Una distopía cercana y paranoica, entre el Chaco y el conurbano bonaerense, ahí donde triunfa Mairal y Rodrigo Fresán no se atreve a entrar. Eso es La infancia del mundo, editado por Anagrama. Directo y salvaje, con mapas explicativos, como esas antiguas revistas de videojuegos a casete. Guía hacia George Langelaan y otras Historias del Antimundo. Es eso, el Cronenberg austral: las Malvinas sumergidas han dejado de importarnos, ahora el mundo es un compendio de simulaciones truchas que uno puede comprarse en un tianguis por un puñado de patacones.
El tiempo detenido en un espacio sensitivo y artificial. Michael Nieva juega con los años y la sangre. Y el hambre: los alimentos prefabricados, la comida chatarra, las conservas con química, los excitantes saborizantes. El aceite usado callejero como potaje esencial donde se mezcla un mundo de coimas, desesperanza y maternidad disfuncional (social y biológica). Entre la incontrolable utopía de privilegio que presentaba George A. Romero en Land of the dead (sin producción no hay sentido para el dinero, solo vale el canje en un mundo de muertos vivientes) y las pasiones entomólogas del siempre tóxico William S. Burroughs.
Esas sensaciones pulp, básicas y airadas, con la muerte como una planta que crece desmesuradamente, sacada de la más evidente El mundo sumergido de J. G. Ballard pero yo sintiéndome más atraído por la ensoñación capitalista de Compañía de sueños ilimitada. Así que es posible elegir. Aquí sabemos dónde empieza la Antártida, lo tocaba al piano John Cale.
Nieva nos presenta en la parte final de la novela la otra Tierra, alejada, la Tierra que quema, la que se cubre de podredumbre orgánica. Desde la opción de un Xanadú extraterrestre, allí donde la simulación hija de Philip K. Dick no llegue, lo harán los otros zombis, los de Bonezzi, en una gran broma final. ¿Quién quiere vivir así? El que quiera, simplemente, vivir.
¿Es la infancia del mundo un libro sobre la maternidad? ¿O lo es sobre la lucha de clases? Huevos frente a mamíferos, la Avispa que se inventó Mark Millar en The Ultimates o aquel libro de relatos cortos El tercer mundo después del sol (Minotauro-Laberinto, 2022), donde encontramos las huellas a seguir, el camino de la nueva ciencia-ficción anticipatoria. Latinoamérica es el foco de todas las fantasías perniciosas, la modernidad truncada, la Gran Serpiente.
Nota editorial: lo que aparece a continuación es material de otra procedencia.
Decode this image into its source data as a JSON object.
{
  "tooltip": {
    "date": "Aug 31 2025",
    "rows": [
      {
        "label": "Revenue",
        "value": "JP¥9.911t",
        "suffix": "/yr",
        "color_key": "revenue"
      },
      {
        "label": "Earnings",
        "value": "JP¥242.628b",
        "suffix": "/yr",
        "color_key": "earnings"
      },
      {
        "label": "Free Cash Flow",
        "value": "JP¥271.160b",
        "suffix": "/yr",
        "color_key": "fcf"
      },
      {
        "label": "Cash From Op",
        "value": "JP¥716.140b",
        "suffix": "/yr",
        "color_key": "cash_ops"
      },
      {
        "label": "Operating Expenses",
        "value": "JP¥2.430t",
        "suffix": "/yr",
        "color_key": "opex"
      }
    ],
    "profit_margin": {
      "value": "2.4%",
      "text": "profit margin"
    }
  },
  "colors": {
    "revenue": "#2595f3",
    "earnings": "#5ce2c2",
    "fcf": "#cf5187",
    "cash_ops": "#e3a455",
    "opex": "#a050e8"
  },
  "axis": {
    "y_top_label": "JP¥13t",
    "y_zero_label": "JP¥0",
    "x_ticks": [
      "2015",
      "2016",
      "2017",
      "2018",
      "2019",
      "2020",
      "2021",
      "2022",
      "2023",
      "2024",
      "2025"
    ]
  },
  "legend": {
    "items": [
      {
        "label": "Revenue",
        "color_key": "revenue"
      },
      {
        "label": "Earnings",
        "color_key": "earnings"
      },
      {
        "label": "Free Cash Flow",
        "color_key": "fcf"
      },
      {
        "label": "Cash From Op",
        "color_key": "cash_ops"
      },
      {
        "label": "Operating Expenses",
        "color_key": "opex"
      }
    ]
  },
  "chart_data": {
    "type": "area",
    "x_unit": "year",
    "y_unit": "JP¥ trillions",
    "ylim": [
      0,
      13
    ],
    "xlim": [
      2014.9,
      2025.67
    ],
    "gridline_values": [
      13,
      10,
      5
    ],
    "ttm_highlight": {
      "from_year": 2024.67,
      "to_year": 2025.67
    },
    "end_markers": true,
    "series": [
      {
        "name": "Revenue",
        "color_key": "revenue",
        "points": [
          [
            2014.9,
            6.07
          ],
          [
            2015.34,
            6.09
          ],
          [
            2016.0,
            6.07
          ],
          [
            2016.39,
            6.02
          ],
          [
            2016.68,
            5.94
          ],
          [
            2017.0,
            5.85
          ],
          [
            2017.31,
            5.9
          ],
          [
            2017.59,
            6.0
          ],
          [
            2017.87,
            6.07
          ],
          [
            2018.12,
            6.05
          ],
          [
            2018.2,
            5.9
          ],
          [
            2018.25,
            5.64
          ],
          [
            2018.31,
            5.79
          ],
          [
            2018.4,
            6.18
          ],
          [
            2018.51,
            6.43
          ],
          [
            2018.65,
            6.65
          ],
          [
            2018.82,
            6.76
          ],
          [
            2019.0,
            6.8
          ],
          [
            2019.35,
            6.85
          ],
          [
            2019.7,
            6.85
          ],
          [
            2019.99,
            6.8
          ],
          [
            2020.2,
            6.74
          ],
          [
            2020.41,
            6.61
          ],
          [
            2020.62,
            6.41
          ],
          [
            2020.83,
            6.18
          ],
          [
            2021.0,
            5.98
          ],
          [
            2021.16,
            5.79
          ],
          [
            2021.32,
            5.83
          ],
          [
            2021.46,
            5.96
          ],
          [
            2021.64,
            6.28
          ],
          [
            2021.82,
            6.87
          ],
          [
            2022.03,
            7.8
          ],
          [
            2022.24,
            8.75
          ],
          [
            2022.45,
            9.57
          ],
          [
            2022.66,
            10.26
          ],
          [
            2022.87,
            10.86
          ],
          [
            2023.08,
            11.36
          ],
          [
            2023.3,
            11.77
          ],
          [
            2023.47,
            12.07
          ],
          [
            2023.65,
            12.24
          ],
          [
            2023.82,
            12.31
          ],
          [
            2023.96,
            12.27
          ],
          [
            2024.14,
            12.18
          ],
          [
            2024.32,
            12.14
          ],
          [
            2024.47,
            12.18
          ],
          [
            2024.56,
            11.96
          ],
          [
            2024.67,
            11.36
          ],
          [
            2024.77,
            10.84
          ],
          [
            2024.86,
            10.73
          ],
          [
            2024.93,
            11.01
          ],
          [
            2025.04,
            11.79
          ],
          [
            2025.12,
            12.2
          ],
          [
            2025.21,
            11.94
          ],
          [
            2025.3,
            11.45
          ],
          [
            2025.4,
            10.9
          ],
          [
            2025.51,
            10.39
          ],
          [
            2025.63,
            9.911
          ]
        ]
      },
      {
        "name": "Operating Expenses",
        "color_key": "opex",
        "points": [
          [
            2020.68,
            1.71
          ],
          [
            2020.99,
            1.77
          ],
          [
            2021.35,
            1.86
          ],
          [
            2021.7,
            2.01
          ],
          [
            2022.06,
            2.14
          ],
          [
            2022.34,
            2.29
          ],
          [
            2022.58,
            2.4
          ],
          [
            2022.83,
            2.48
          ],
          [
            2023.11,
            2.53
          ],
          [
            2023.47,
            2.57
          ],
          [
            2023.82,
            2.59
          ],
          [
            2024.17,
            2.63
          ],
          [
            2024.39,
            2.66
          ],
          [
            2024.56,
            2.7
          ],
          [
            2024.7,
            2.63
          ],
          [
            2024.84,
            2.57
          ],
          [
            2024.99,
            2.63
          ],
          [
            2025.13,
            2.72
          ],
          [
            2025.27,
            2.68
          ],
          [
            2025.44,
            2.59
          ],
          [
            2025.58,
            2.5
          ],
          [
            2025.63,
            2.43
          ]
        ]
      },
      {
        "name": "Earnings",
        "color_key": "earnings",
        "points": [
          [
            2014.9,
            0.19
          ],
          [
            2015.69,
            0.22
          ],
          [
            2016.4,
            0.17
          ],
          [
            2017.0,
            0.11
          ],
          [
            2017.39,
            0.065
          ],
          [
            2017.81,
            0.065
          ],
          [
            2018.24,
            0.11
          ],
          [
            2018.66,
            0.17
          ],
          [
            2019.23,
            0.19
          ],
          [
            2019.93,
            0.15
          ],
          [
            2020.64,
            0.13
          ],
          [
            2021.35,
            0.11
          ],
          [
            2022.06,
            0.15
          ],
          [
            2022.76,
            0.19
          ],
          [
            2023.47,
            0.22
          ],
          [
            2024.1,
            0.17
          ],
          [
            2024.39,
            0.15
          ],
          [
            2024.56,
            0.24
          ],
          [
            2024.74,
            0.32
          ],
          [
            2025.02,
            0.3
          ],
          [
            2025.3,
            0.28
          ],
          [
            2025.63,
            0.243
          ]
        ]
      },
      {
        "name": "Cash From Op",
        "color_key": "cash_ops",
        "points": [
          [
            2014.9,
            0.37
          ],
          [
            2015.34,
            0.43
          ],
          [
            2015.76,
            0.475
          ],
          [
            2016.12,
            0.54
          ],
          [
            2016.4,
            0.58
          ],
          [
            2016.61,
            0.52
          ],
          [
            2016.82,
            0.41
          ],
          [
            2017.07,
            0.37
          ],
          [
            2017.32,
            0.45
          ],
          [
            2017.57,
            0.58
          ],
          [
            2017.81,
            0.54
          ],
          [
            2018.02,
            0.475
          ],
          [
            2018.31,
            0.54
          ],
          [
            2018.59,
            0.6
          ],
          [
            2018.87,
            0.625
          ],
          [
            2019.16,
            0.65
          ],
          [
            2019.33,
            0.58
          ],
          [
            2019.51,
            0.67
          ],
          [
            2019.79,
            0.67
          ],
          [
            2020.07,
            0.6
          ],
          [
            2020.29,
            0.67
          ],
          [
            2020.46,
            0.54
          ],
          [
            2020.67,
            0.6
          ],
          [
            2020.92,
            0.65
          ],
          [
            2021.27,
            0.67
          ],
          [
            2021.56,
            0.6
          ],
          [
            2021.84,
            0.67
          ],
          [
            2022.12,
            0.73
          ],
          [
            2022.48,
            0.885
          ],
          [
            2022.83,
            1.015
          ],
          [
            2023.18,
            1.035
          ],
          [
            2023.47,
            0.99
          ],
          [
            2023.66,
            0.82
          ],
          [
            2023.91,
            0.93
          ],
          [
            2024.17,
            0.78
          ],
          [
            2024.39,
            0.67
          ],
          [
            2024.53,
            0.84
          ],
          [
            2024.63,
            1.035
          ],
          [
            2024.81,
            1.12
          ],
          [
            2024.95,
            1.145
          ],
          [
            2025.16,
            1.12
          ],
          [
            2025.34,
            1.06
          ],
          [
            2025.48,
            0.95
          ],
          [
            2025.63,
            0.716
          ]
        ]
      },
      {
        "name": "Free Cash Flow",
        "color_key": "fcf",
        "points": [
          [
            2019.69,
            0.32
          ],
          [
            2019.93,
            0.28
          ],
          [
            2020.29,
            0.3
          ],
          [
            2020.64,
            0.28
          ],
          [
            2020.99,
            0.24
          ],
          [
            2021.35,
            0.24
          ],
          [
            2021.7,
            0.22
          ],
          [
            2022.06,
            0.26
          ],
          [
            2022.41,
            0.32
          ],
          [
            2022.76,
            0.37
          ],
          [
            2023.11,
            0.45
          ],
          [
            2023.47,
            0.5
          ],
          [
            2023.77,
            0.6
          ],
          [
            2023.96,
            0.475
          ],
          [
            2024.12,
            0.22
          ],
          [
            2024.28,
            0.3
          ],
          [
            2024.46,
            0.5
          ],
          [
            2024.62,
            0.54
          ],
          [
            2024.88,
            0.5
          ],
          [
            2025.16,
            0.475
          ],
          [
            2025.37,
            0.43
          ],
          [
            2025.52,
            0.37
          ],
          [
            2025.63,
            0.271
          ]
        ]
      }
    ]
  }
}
El nuevo Panteón es el de los dioses antiguos y, por eso, escondido en una copia trucha de un videojuego, en el cartucho que agarras en un tianguis, están los dioses primigenios, los de Lovecraft, los que adora Alan Moore, los que han evolucionado de la magia a la ciencia. Comprarlo trucho en la feria de Victoria. Vidas, discos, libros de magia, fotocopiados, todos está a la venta, hasta esta Tierra, ¡Vieja de mierda! (“Las personas con guita abandonan de una buena vez, para siempre, esta puerca anciana”).
La infancia del mundo tiene algo de sexo disforme, mutaciones no binarias, ficción ralentizada por una tecnología mal copiada, la vida como ingeniería inversa, torsiones temporales que hacen que las cajas dejen de encajar dentro de otras cajas. ¿Qué será lo siguiente? Nos estamos ahogando. Pero yo estoy vivo y ustedes están muertos. O no.